Neighbours eventually helped put out the fire. But after the embers had cooled down and the smoke cleared, they discovered something gruesome. Margaret was in her room with her legs and arms tied to the bed. Her body and face were badly burnt.
For other couples, just like the Njoroges, the children become collateral. In one instance, the innocence of childhood is forever erased. On Tuesday, the bodies of a couple and an eight-year-old boy were found in their rented flat at the Government Quarters along Nairobi’s Jogoo Road.
The woman, identified as Charity Cheboi, 34, and her son, Allan Kipng’etich, were last seen on Sunday. The male victim, Kelvin Kipkoech, 30, was seen alive on Monday. The man was reportedly in a relationship with Charity. The child’s biological father chanced upon the bodies when he went to check on his son after he was informed by the boy’s school that he had missed classes.
Mr Oduor conducted a postmortem that revealed Charity and her son had suffered injuries that indicated they could have been defending themselves from their attacker, and that Koech could have died a day later. Police say investigations are ongoing.
In 2019, Fida-Kenya said they recorded over 50 femicide cases between January and April that year. “This number does not reflect the unreported cases that may have escaped the media’s attention.

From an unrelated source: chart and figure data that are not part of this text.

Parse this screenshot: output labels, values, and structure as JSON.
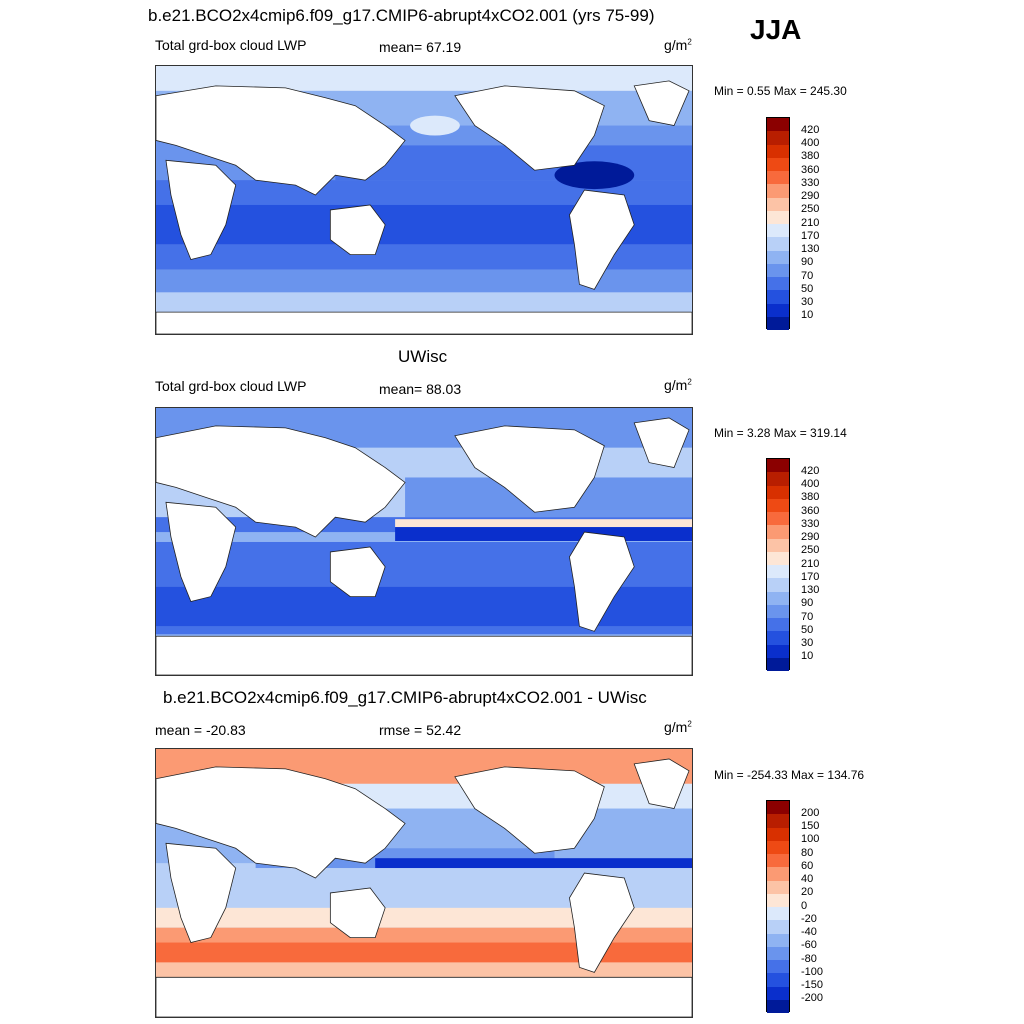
{
  "season": "JJA",
  "units_base": "g/m",
  "units_exp": "2",
  "panels": [
    {
      "title": "b.e21.BCO2x4cmip6.f09_g17.CMIP6-abrupt4xCO2.001 (yrs 75-99)",
      "left_label": "Total grd-box cloud LWP",
      "stat_label": "mean=  67.19",
      "minmax": "Min =   0.55 Max = 245.30",
      "palette": "abs"
    },
    {
      "title": "UWisc",
      "left_label": "Total grd-box cloud LWP",
      "stat_label": "mean=  88.03",
      "minmax": "Min =   3.28 Max = 319.14",
      "palette": "abs"
    },
    {
      "title": "b.e21.BCO2x4cmip6.f09_g17.CMIP6-abrupt4xCO2.001 - UWisc",
      "left_label": "mean = -20.83",
      "stat_label": "rmse =  52.42",
      "minmax": "Min = -254.33 Max = 134.76",
      "palette": "diff"
    }
  ],
  "colorbars": {
    "abs": {
      "labels": [
        "420",
        "400",
        "380",
        "360",
        "330",
        "290",
        "250",
        "210",
        "170",
        "130",
        "90",
        "70",
        "50",
        "30",
        "10"
      ],
      "colors": [
        "#8b0000",
        "#b81e00",
        "#d83000",
        "#ee4a14",
        "#f86a3c",
        "#fb9a73",
        "#fcc3a6",
        "#fde6d6",
        "#dce9fb",
        "#b8d0f7",
        "#8fb3f2",
        "#6a94ed",
        "#4571e8",
        "#2451df",
        "#0a2fcc",
        "#001a99"
      ]
    },
    "diff": {
      "labels": [
        "200",
        "150",
        "100",
        "80",
        "60",
        "40",
        "20",
        "0",
        "-20",
        "-40",
        "-60",
        "-80",
        "-100",
        "-150",
        "-200"
      ],
      "colors": [
        "#8b0000",
        "#b81e00",
        "#d83000",
        "#ee4a14",
        "#f86a3c",
        "#fb9a73",
        "#fcc3a6",
        "#fde6d6",
        "#dce9fb",
        "#b8d0f7",
        "#8fb3f2",
        "#6a94ed",
        "#4571e8",
        "#2451df",
        "#0a2fcc",
        "#001a99"
      ]
    }
  }
}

This is a wakeup call to the realisation of the erosion of national values, and the status of the nation on the disregard of human rights,” the organisation said in a statement.
Months after Fida’s call to action, Joyce Syombua and her two children aged 10 and five were added to the statistics. The 31-year-old mother left her Nairobi home for her estranged lover’s house in Nanyuki after being made to believe that the couple would catch up on plans for their eldest daughter’s birthday.
Days later, Joyce and her children were dead. An autopsy showed she had died from blunt force trauma while the children were strangled. Her alleged killer is currently in court facing murder charges.